Je devais admettre qu’il marquait un point – si William nous disait un tant soit peu la vérité.
— Comment peux-tu être sûr que ça devient réellement critique pour Dougal ? demandai-je. Si nous ne sommes pas certains de croire le reste de l’histoire de William, pourquoi devrions-nous le croire sur ce point ?
— Je suis sûr qu’il nous dit la vérité au sujet des difficultés de Dougal. Les gens – humains et démons – sont plus enclins à soutenir un gagnant et Dougal ressemble de moins en moins à un gagnant.
— Puisque tu as fait partie du cercle proche de Dougal, intervint Adam, tu connais pas mal des personnes impliquées, non ?
Raphael acquiesça.
— En effet. Et je vois en quoi la défection d’Alexander peut les mettre mal à l’aise. Les démons qui sont aussi loyaux envers Dougal que nous le sommes envers Lugh sont une poignée. Mais davantage sont des opportunistes, à l’image de William. Et, apparemment, Alexander. J’aurais pensé qu’il faisait partie de la poignée de fidèles, mais j’ai dû me tromper. (Il se tourna vers moi.) Je crois en l’histoire de William et je crois également que les ennuis de Dougal nous donnent une véritable occasion de l’attirer sur la Plaine des mortels. Mais c’est à Lugh de décider si ça vaut le coup.

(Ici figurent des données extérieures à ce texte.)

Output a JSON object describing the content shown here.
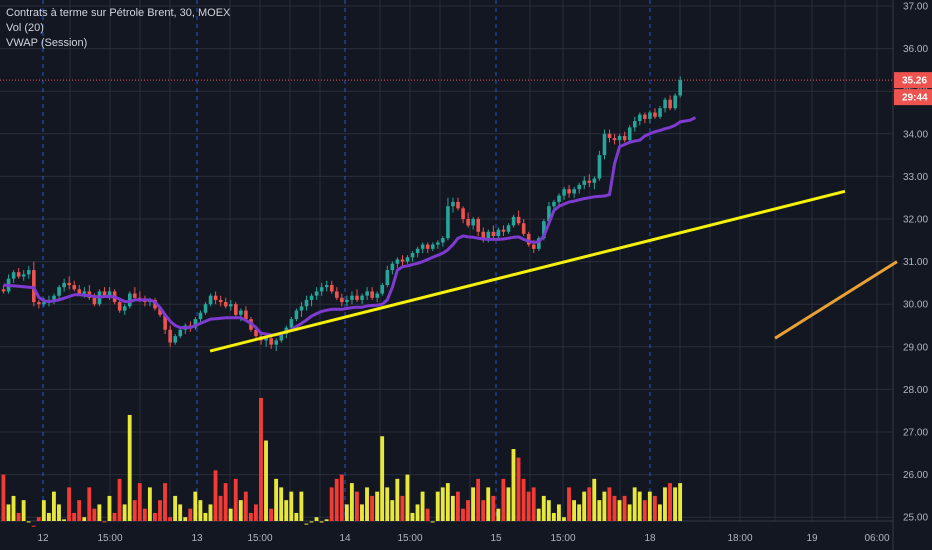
{
  "header": {
    "title": "Contrats à terme sur Pétrole Brent, 30, MOEX",
    "indicators": [
      "Vol (20)",
      "VWAP (Session)"
    ]
  },
  "colors": {
    "background": "#131722",
    "grid": "#2a2e39",
    "session_line": "#2962ff",
    "up": "#26a69a",
    "down": "#ef5350",
    "vol_up": "#e8e83a",
    "vol_down": "#f23b34",
    "vwap": "#7e3bd0",
    "trendline_1": "#f5f10a",
    "trendline_2": "#e8a135",
    "price_line": "#ef5350"
  },
  "price_tag": {
    "price": "35.26",
    "countdown": "29:44"
  },
  "chart_data": {
    "type": "candlestick",
    "price_axis": {
      "ticks": [
        "37.00",
        "36.00",
        "35.00",
        "34.00",
        "33.00",
        "32.00",
        "31.00",
        "30.00",
        "29.00",
        "28.00",
        "27.00",
        "26.00",
        "25.00"
      ],
      "range": [
        24.8,
        37.2
      ]
    },
    "time_axis": {
      "ticks": [
        "12",
        "15:00",
        "13",
        "15:00",
        "14",
        "15:00",
        "15",
        "15:00",
        "18",
        "18:00",
        "19",
        "06:00"
      ]
    },
    "last_price": 35.26,
    "candles": [
      [
        30.35,
        30.45,
        30.25,
        30.3
      ],
      [
        30.3,
        30.7,
        30.25,
        30.6
      ],
      [
        30.6,
        30.8,
        30.5,
        30.75
      ],
      [
        30.75,
        30.85,
        30.6,
        30.65
      ],
      [
        30.65,
        30.8,
        30.55,
        30.7
      ],
      [
        30.7,
        30.9,
        30.6,
        30.8
      ],
      [
        30.8,
        31.0,
        29.95,
        30.05
      ],
      [
        30.05,
        30.1,
        29.9,
        30.0
      ],
      [
        30.0,
        30.15,
        29.95,
        30.05
      ],
      [
        30.05,
        30.2,
        29.95,
        30.1
      ],
      [
        30.1,
        30.25,
        30.0,
        30.2
      ],
      [
        30.2,
        30.45,
        30.1,
        30.4
      ],
      [
        30.4,
        30.6,
        30.3,
        30.5
      ],
      [
        30.5,
        30.65,
        30.35,
        30.45
      ],
      [
        30.45,
        30.55,
        30.3,
        30.35
      ],
      [
        30.35,
        30.45,
        30.2,
        30.25
      ],
      [
        30.25,
        30.4,
        30.15,
        30.3
      ],
      [
        30.3,
        30.45,
        30.1,
        30.15
      ],
      [
        30.15,
        30.25,
        29.95,
        30.0
      ],
      [
        30.0,
        30.35,
        29.95,
        30.3
      ],
      [
        30.3,
        30.4,
        30.15,
        30.2
      ],
      [
        30.2,
        30.4,
        30.1,
        30.3
      ],
      [
        30.3,
        30.35,
        30.0,
        30.05
      ],
      [
        30.05,
        30.1,
        29.8,
        29.85
      ],
      [
        29.85,
        30.0,
        29.75,
        29.95
      ],
      [
        29.95,
        30.3,
        29.9,
        30.25
      ],
      [
        30.25,
        30.4,
        30.1,
        30.15
      ],
      [
        30.15,
        30.3,
        30.05,
        30.1
      ],
      [
        30.1,
        30.2,
        29.95,
        30.05
      ],
      [
        30.05,
        30.15,
        29.95,
        30.1
      ],
      [
        30.1,
        30.15,
        29.85,
        29.9
      ],
      [
        29.9,
        29.95,
        29.7,
        29.75
      ],
      [
        29.75,
        29.8,
        29.3,
        29.4
      ],
      [
        29.4,
        29.5,
        29.0,
        29.1
      ],
      [
        29.1,
        29.3,
        29.05,
        29.25
      ],
      [
        29.25,
        29.45,
        29.2,
        29.4
      ],
      [
        29.4,
        29.55,
        29.3,
        29.5
      ],
      [
        29.5,
        29.6,
        29.35,
        29.45
      ],
      [
        29.45,
        29.7,
        29.4,
        29.65
      ],
      [
        29.65,
        29.85,
        29.55,
        29.8
      ],
      [
        29.8,
        30.05,
        29.75,
        30.0
      ],
      [
        30.0,
        30.25,
        29.95,
        30.2
      ],
      [
        30.2,
        30.3,
        30.0,
        30.1
      ],
      [
        30.1,
        30.2,
        29.95,
        30.05
      ],
      [
        30.05,
        30.15,
        29.9,
        29.95
      ],
      [
        29.95,
        30.1,
        29.85,
        30.0
      ],
      [
        30.0,
        30.05,
        29.7,
        29.75
      ],
      [
        29.75,
        29.9,
        29.6,
        29.85
      ],
      [
        29.85,
        29.95,
        29.6,
        29.65
      ],
      [
        29.65,
        29.7,
        29.35,
        29.4
      ],
      [
        29.4,
        29.5,
        29.15,
        29.25
      ],
      [
        29.25,
        29.35,
        29.05,
        29.15
      ],
      [
        29.15,
        29.25,
        29.0,
        29.2
      ],
      [
        29.2,
        29.3,
        28.95,
        29.05
      ],
      [
        29.05,
        29.2,
        28.9,
        29.15
      ],
      [
        29.15,
        29.35,
        29.1,
        29.3
      ],
      [
        29.3,
        29.5,
        29.2,
        29.45
      ],
      [
        29.45,
        29.7,
        29.4,
        29.65
      ],
      [
        29.65,
        29.9,
        29.6,
        29.85
      ],
      [
        29.85,
        30.05,
        29.7,
        29.95
      ],
      [
        29.95,
        30.2,
        29.85,
        30.1
      ],
      [
        30.1,
        30.25,
        29.95,
        30.2
      ],
      [
        30.2,
        30.4,
        30.1,
        30.3
      ],
      [
        30.3,
        30.5,
        30.2,
        30.4
      ],
      [
        30.4,
        30.55,
        30.3,
        30.45
      ],
      [
        30.45,
        30.55,
        30.25,
        30.3
      ],
      [
        30.3,
        30.4,
        30.1,
        30.15
      ],
      [
        30.15,
        30.25,
        29.95,
        30.05
      ],
      [
        30.05,
        30.2,
        29.95,
        30.1
      ],
      [
        30.1,
        30.3,
        30.0,
        30.2
      ],
      [
        30.2,
        30.35,
        30.05,
        30.1
      ],
      [
        30.1,
        30.25,
        30.0,
        30.2
      ],
      [
        30.2,
        30.4,
        30.1,
        30.3
      ],
      [
        30.3,
        30.4,
        30.1,
        30.15
      ],
      [
        30.15,
        30.3,
        30.05,
        30.25
      ],
      [
        30.25,
        30.5,
        30.2,
        30.45
      ],
      [
        30.45,
        30.9,
        30.4,
        30.8
      ],
      [
        30.8,
        31.0,
        30.7,
        30.95
      ],
      [
        30.95,
        31.1,
        30.85,
        31.05
      ],
      [
        31.05,
        31.15,
        30.9,
        31.0
      ],
      [
        31.0,
        31.15,
        30.95,
        31.1
      ],
      [
        31.1,
        31.25,
        31.0,
        31.2
      ],
      [
        31.2,
        31.35,
        31.1,
        31.3
      ],
      [
        31.3,
        31.45,
        31.2,
        31.4
      ],
      [
        31.4,
        31.45,
        31.2,
        31.3
      ],
      [
        31.3,
        31.45,
        31.25,
        31.4
      ],
      [
        31.4,
        31.5,
        31.3,
        31.45
      ],
      [
        31.45,
        31.6,
        31.35,
        31.55
      ],
      [
        31.55,
        32.5,
        31.5,
        32.3
      ],
      [
        32.3,
        32.5,
        32.15,
        32.4
      ],
      [
        32.4,
        32.5,
        32.2,
        32.25
      ],
      [
        32.25,
        32.3,
        31.9,
        32.0
      ],
      [
        32.0,
        32.15,
        31.8,
        31.85
      ],
      [
        31.85,
        32.05,
        31.75,
        32.0
      ],
      [
        32.0,
        32.05,
        31.6,
        31.7
      ],
      [
        31.7,
        31.8,
        31.45,
        31.5
      ],
      [
        31.5,
        31.75,
        31.45,
        31.7
      ],
      [
        31.7,
        31.85,
        31.55,
        31.6
      ],
      [
        31.6,
        31.8,
        31.5,
        31.75
      ],
      [
        31.75,
        31.85,
        31.6,
        31.7
      ],
      [
        31.7,
        31.9,
        31.65,
        31.85
      ],
      [
        31.85,
        32.1,
        31.8,
        32.05
      ],
      [
        32.05,
        32.2,
        31.85,
        31.9
      ],
      [
        31.9,
        32.0,
        31.6,
        31.65
      ],
      [
        31.65,
        31.7,
        31.35,
        31.4
      ],
      [
        31.4,
        31.5,
        31.2,
        31.3
      ],
      [
        31.3,
        31.6,
        31.25,
        31.55
      ],
      [
        31.55,
        32.0,
        31.5,
        31.95
      ],
      [
        31.95,
        32.4,
        31.9,
        32.3
      ],
      [
        32.3,
        32.45,
        32.15,
        32.4
      ],
      [
        32.4,
        32.6,
        32.3,
        32.55
      ],
      [
        32.55,
        32.75,
        32.45,
        32.7
      ],
      [
        32.7,
        32.8,
        32.5,
        32.6
      ],
      [
        32.6,
        32.75,
        32.5,
        32.7
      ],
      [
        32.7,
        32.85,
        32.6,
        32.8
      ],
      [
        32.8,
        33.0,
        32.7,
        32.9
      ],
      [
        32.9,
        33.05,
        32.75,
        32.85
      ],
      [
        32.85,
        33.0,
        32.7,
        32.95
      ],
      [
        32.95,
        33.6,
        32.9,
        33.5
      ],
      [
        33.5,
        34.1,
        33.4,
        34.0
      ],
      [
        34.0,
        34.1,
        33.8,
        33.9
      ],
      [
        33.9,
        34.0,
        33.75,
        33.85
      ],
      [
        33.85,
        34.0,
        33.7,
        33.95
      ],
      [
        33.95,
        34.05,
        33.8,
        33.85
      ],
      [
        33.85,
        34.2,
        33.8,
        34.15
      ],
      [
        34.15,
        34.4,
        34.05,
        34.3
      ],
      [
        34.3,
        34.5,
        34.2,
        34.45
      ],
      [
        34.45,
        34.5,
        34.25,
        34.35
      ],
      [
        34.35,
        34.55,
        34.25,
        34.5
      ],
      [
        34.5,
        34.6,
        34.35,
        34.4
      ],
      [
        34.4,
        34.65,
        34.35,
        34.6
      ],
      [
        34.6,
        34.85,
        34.5,
        34.8
      ],
      [
        34.8,
        34.9,
        34.55,
        34.6
      ],
      [
        34.6,
        34.95,
        34.55,
        34.9
      ],
      [
        34.9,
        35.35,
        34.85,
        35.26
      ]
    ],
    "vwap": [
      30.45,
      30.44,
      30.43,
      30.42,
      30.41,
      30.4,
      30.39,
      30.16,
      30.08,
      30.06,
      30.08,
      30.1,
      30.14,
      30.18,
      30.22,
      30.22,
      30.21,
      30.2,
      30.18,
      30.17,
      30.18,
      30.18,
      30.17,
      30.12,
      30.06,
      30.06,
      30.1,
      30.1,
      30.1,
      30.1,
      30.05,
      29.92,
      29.75,
      29.6,
      29.5,
      29.45,
      29.45,
      29.45,
      29.5,
      29.55,
      29.6,
      29.65,
      29.66,
      29.67,
      29.68,
      29.68,
      29.68,
      29.68,
      29.62,
      29.55,
      29.45,
      29.32,
      29.3,
      29.28,
      29.28,
      29.3,
      29.35,
      29.4,
      29.48,
      29.55,
      29.63,
      29.72,
      29.78,
      29.83,
      29.86,
      29.88,
      29.88,
      29.88,
      29.9,
      29.92,
      29.93,
      29.93,
      29.96,
      29.97,
      29.98,
      30.0,
      30.1,
      30.4,
      30.8,
      30.88,
      30.9,
      30.93,
      30.96,
      31.0,
      31.05,
      31.1,
      31.15,
      31.2,
      31.28,
      31.4,
      31.55,
      31.6,
      31.58,
      31.57,
      31.55,
      31.53,
      31.52,
      31.52,
      31.52,
      31.53,
      31.55,
      31.57,
      31.58,
      31.52,
      31.48,
      31.45,
      31.47,
      31.6,
      31.9,
      32.2,
      32.3,
      32.35,
      32.4,
      32.42,
      32.45,
      32.48,
      32.5,
      32.52,
      32.53,
      32.54,
      32.57,
      33.3,
      33.7,
      33.75,
      33.8,
      33.83,
      33.85,
      33.95,
      34.0,
      34.05,
      34.08,
      34.12,
      34.15,
      34.2,
      34.28,
      34.3,
      34.32,
      34.38
    ],
    "volume": [
      26,
      25.3,
      25.5,
      25.1,
      25.4,
      24.9,
      24.8,
      25,
      25.4,
      25.1,
      25.6,
      25.3,
      24.95,
      25.7,
      25.1,
      25.4,
      25,
      25.7,
      25.2,
      25.3,
      24.9,
      25.5,
      25.1,
      25.9,
      25.3,
      27.4,
      25.4,
      25.8,
      25.2,
      25.7,
      25.1,
      25.4,
      25.8,
      25,
      25.5,
      25.3,
      25,
      25.2,
      25.6,
      25.4,
      25.1,
      25.3,
      26.1,
      25.5,
      25.8,
      25.2,
      25.9,
      25.4,
      25.6,
      25.1,
      25.3,
      27.8,
      26.8,
      25.2,
      25.9,
      25.7,
      25.4,
      25.6,
      25.1,
      25.6,
      24.85,
      24.9,
      25,
      24.9,
      24.95,
      25.7,
      25.9,
      26,
      25.3,
      25.8,
      25.6,
      25.3,
      25.7,
      25.5,
      25.6,
      26.9,
      25.7,
      25.4,
      25.9,
      25.5,
      26,
      25.1,
      25.3,
      25.6,
      25.2,
      24.9,
      25.6,
      25.7,
      25.8,
      25.5,
      25.6,
      25.2,
      25.4,
      25.7,
      25.9,
      25.4,
      25.7,
      25.5,
      25.2,
      25.9,
      25.7,
      26.6,
      26.4,
      25.9,
      25.6,
      25.7,
      25.2,
      25.5,
      25.4,
      25.1,
      25.3,
      25,
      25.7,
      25.4,
      25.3,
      25.6,
      25.7,
      25.9,
      25.4,
      25.6,
      25.7,
      25.5,
      25.4,
      25.5,
      25.3,
      25.7,
      25.6,
      25.4,
      25.6,
      25.5,
      25.3,
      25.7,
      25.8,
      25.7,
      25.8
    ],
    "trendlines": [
      {
        "from": [
          31,
          28.9
        ],
        "to": [
          160,
          32.65
        ]
      },
      {
        "from": [
          146,
          29.2
        ],
        "to": [
          181,
          31.0
        ]
      }
    ]
  }
}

— J’ai une dernière question avant que nous prenions une décision, dis-je. Que ferons-nous de William si nous ne voulons pas suivre le plan de Raphael ?
Le silence de la pièce fut assourdissant. Soudain, plus personne ne voulut affronter mon regard. Pas besoin d’être un génie pour comprendre ce que ça signifiait.
— Nous allons le tuer, dis-je d’une voix qui tenait plus du murmure.
J’avais été impliquée de manière indirecte dans la mort par le feu de plusieurs démons mais, chaque fois que cela s’était produit, c’était parce que quelqu’un d’autre – soit Raphael, soit Lugh, ou plus récemment l’État de Pennsylvanie – avait pris cette décision à ma place. Je n’étais pas certaine d’avoir la force de participer ni même de simplement détourner le regard, si j’avais le choix.
Raphael brisa le silence.
— S’il ne nous est d’aucune utilité, alors nous ne pouvons nous permettre de le garder en vie. Tu le sais.
Je le savais sans pour autant m’en réjouir. Je me tournai vers Brian qui évitait mon regard comme tout le monde.
— Et toi ? demandai-je. Tu peux rester assis comme ça pendant que nous commettons un meurtre prémédité ?
Il avait réussi à digérer le meurtre de der Jäger, mais il avait dû prendre sa décision dans la fièvre du moment, en présence d’un danger plus tangible et immédiat. Là c’était une tout autre affaire.
Il haussa les épaules.
— J’espère vraiment que Lugh acceptera le plan de Raphael afin que je n’aie rien à faire avec tout ça. (Il parcourut du regard l’assemblée des partisans de Lugh avant de secouer la tête.) Si ces types décident que William doit mourir, toi et moi n’avons aucun moyen de les en empêcher.
Embarrassant, mais néanmoins vrai.
Je décidai de me ranger à l’avis de Brian dans l’espoir que nous n’ayons pas à nous en occuper.
— Qu’en penses-tu, Lugh ? demandai-je. Choisit-on de suivre le plan de Raphael et donc de réexpédier William au Royaume des démons ? Je t’en prie, dis oui, ajoutai-je dans ma tête.
— Oui. Mais avec quelques conditions.
Je transmis sa réponse au Conseil en soupirant de soulagement.